First, a note: The dam is probably broken on my acceptances as I just signed a contract for one poem (though it may not be promising) and found out the Twitter-zine 7x20 is going to put up two of my pieces next month. I will keep you guys updated! *I only need 12 more rejections for the year.
I can't believe some magazines still demand no simultaneous submissions. It may not be the easiest thing to keep track of when someone withdraws his/her submission, but does leave the editor with less to read.
Many magazines with the "no sim-sub rule" have horrid turn-around times. A writer is often left waiting for months while the odds of the piece being accepted are slim. This, I believe, has to be extremely frustrating for short-fiction writers as they don't have fifty or more stories to send to different places.

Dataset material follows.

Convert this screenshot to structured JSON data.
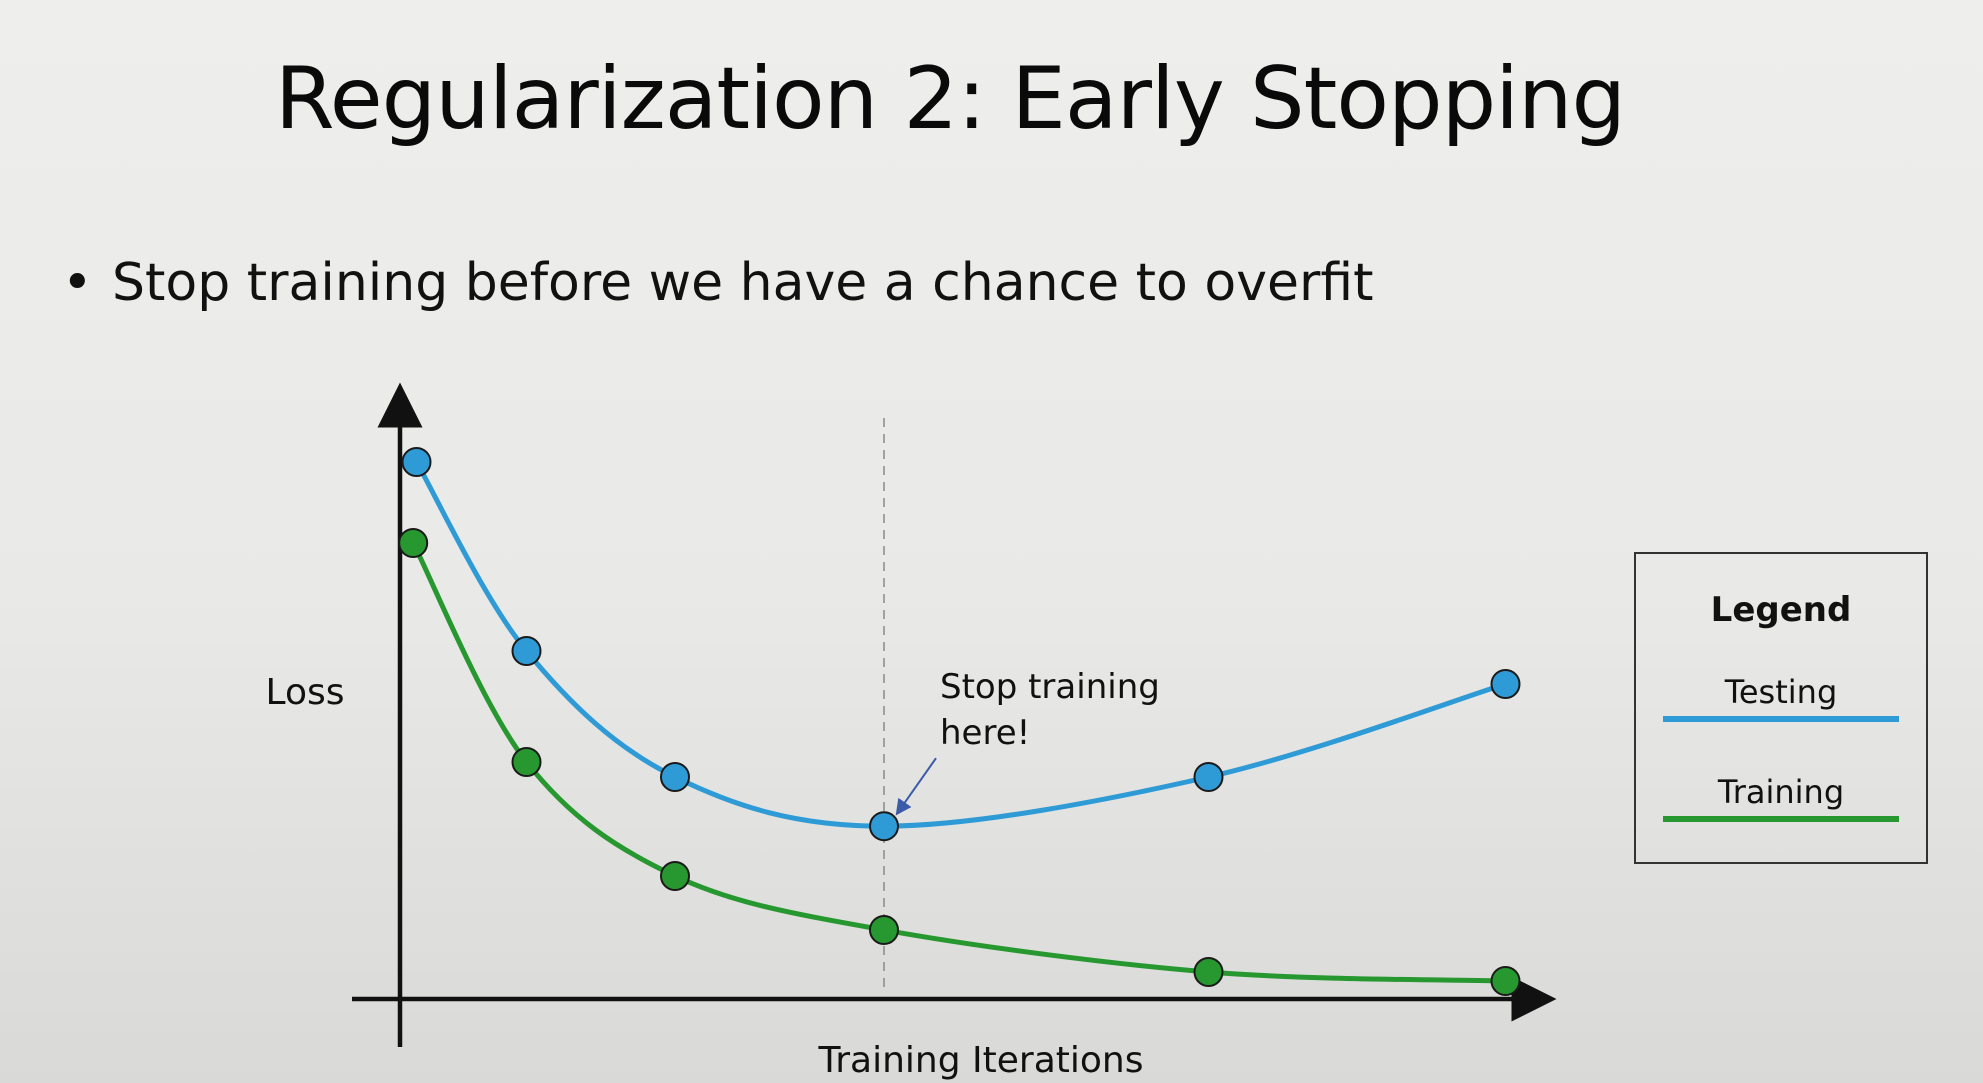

Writers tend to sim-sub anyway as a piece being accepted multiple places is even more rare than the first acceptance. When authors withdraw submissions from places that don't allow sim-subbing, the editors tend to send nasty correspondence or a rejection letter months later. Do they really need to reject someone who withdrew his/her stuff? Shouldn't they be happy for the person? Surely editors remember what it is like to be just a mere, mortal writer. And, these people can take the time to chew someone out but not write a personal comment on somebody's submission because they're just "too busy". Yeah, OK...
I understand these places want first crack at something brilliant but, remember, they also know over 95% of what is sent to to them isn't even going to get by the first slush reader. With those odds, it doesn't seem practical to hold up the process.
These are just my thoughts. On Thursday, I will post what I think should be done if a magazine DEMANDS no sim-subs.
When you submit, do you follow the no sim-subbing rule? What do you think about magazines/publishers that demand exclusivity (if not in a book contract)?